Mac didn't believe in miracles, but desperation had a way of drowning out skepticism. So he agreed, signed away his life in small black letters on pages he never read, unaware of the true nature of the monster he was feeding.


He was given the subject designation "02" and moved swiftly from clean, sterile therapy rooms into the cavernous halls of Warehouse 9, a building medically lit with brutal fluorescents and humming quietly with the whispers of technology. It wasn't long before they dressed him in the suit—a tangled nest of wires, sensors, and electrodes, pulsating with dim, unnatural life—and connected him to the vast machine, humming quietly, waiting hungrily in the shadows.


When they activated it, it felt like drowning. Memories flooded him, dark and merciless—every loss, every disappointment, every bleak night he spent wishing for escape. The machine had been designed to visualize and dissect human emotion, to heal by exposure, to free by confrontation. But Mac’s darkness was too deep, his wounds too raw. Instead of liberation, it found something else buried in him, something ancient and primal, and when it awoke, the shadows swallowed everything.


Doctors watched from behind glass panels, fascinated at first, then horrified. The machine projected Mac’s mind, raw and exposed, turning his pain into a tangible force, a blackness that spread and twisted around him, protecting and punishing simultaneously. The shadow woman emerged—both tormentor and guardian—an embodiment of Mac’s tortured psyche.


Soon, the warehouse grew dark, isolated. The world outside began to collapse inward, devoured by the same agony the doctors had promised to cure.


And Mac sat there, silent and vacant, imprisoned within himself, forever trapped as Subject 02, as his personal hell slowly became everyone else's reality.


Bishop clawed his way free from the oppressive grip of the shadows, staggering backward through the suffocating blackness until he burst from the warehouse doors, collapsing onto asphalt that was rapidly dissolving into the abyss. Blood poured down his shoulder, staining his coat a slick, greasy red. Behind him, Warehouse 9 rose like a twisted monument to mankind’s arrogance, its rusted steel walls bending inward, pulsating softly like the heart of some corrupted beast.

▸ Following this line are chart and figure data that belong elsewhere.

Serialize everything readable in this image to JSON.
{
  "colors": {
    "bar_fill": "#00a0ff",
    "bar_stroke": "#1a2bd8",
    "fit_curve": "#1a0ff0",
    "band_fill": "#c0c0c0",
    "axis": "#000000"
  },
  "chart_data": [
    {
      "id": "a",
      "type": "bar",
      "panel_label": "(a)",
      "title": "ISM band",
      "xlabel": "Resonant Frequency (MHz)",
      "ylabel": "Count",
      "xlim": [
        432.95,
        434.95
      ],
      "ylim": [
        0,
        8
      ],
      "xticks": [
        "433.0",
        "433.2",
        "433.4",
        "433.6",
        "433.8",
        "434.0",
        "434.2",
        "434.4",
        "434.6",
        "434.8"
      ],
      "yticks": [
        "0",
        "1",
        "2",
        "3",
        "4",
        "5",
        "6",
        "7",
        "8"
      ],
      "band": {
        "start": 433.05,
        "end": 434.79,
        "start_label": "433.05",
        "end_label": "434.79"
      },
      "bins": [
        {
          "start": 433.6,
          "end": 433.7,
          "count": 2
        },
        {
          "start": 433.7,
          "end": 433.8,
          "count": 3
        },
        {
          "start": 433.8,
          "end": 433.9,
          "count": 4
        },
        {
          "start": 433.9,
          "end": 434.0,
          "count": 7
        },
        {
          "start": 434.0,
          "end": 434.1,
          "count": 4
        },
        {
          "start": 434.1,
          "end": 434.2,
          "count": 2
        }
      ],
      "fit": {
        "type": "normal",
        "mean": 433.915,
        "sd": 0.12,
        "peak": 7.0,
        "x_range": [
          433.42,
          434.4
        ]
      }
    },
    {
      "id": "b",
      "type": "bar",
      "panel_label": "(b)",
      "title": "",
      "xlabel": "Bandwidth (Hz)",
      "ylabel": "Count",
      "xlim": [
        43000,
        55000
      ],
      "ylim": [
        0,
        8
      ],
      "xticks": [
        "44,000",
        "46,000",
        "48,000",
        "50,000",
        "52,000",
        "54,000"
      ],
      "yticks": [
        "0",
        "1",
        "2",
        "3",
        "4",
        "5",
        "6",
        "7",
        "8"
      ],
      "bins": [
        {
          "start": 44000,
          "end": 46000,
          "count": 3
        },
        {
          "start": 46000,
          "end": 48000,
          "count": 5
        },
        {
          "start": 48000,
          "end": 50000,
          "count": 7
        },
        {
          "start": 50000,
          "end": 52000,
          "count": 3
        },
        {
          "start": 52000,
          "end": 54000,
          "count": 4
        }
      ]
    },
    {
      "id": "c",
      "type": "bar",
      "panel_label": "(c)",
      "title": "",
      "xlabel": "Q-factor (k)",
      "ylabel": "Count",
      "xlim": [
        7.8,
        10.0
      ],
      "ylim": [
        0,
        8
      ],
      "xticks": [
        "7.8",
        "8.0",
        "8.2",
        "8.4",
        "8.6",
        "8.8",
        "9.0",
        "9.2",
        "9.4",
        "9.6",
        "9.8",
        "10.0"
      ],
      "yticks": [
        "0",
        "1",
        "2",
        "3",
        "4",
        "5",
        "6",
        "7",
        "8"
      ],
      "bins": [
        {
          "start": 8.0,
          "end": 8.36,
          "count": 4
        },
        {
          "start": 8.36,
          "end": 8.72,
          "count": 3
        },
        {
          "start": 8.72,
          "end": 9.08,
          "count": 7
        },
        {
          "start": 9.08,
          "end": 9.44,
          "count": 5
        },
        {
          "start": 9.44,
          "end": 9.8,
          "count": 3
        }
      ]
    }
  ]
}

Everything else had vanished. The sprawling cityscape that once glittered with electric lights and neon signs had been stripped bare, swallowed whole by a darkness so deep it ached to look at. Bishop’s hovercar rested just a few feet from the warehouse, precariously perched at the edge of reality itself. There was nowhere else to run, nowhere else to go; beyond the warehouse was nothingness—pure, empty void stretching endlessly in every direction.


His breath ragged, Bishop hauled himself into the hovercar, slamming the cockpit door shut. He flicked on the dashboard console, desperately scanning for any sign of life, any satellite beacon, anything still tethered to a sane world. The screen spat static, angry white noise flickering and pulsing erratically. He slammed his fist down in frustration, smearing blood across cracked glass.


“Come on!” he roared at the lifeless screen, his voice swallowed instantly by the oppressive silence. He lit another cigarette with trembling fingers, inhaling the decades old bitter smoke as he waited. Minutes stretched into hours, hours into eternity. He sat, helplessly staring at Warehouse 9 through the fogged glass, watching as the walls shifted and trembled, breathing in sync with whatever monstrous heartbeat lay at the core of Subject 02’s torment.


No satellite signal ever came. Just silence—absolute, suffocating silence, broken only by the dull rhythmic thump, faint but relentless, echoing from within the building. Bishop knew it was the sound of Subject 02’s perpetual punishment, the blade sinking endlessly into flesh, and he knew it would never stop.


He waited, chained to the warehouse by sheer hopelessness. The hovercar’s battery slowly drained, lights dimming, heat failing, his breath frosting the windshield in patterns that mirrored the spreading darkness outside. Bishop leaned back, wounded and alone, eyes never leaving the pulsating structure, watching as tendrils of black slowly, patiently crept forward, inching ever closer toward him.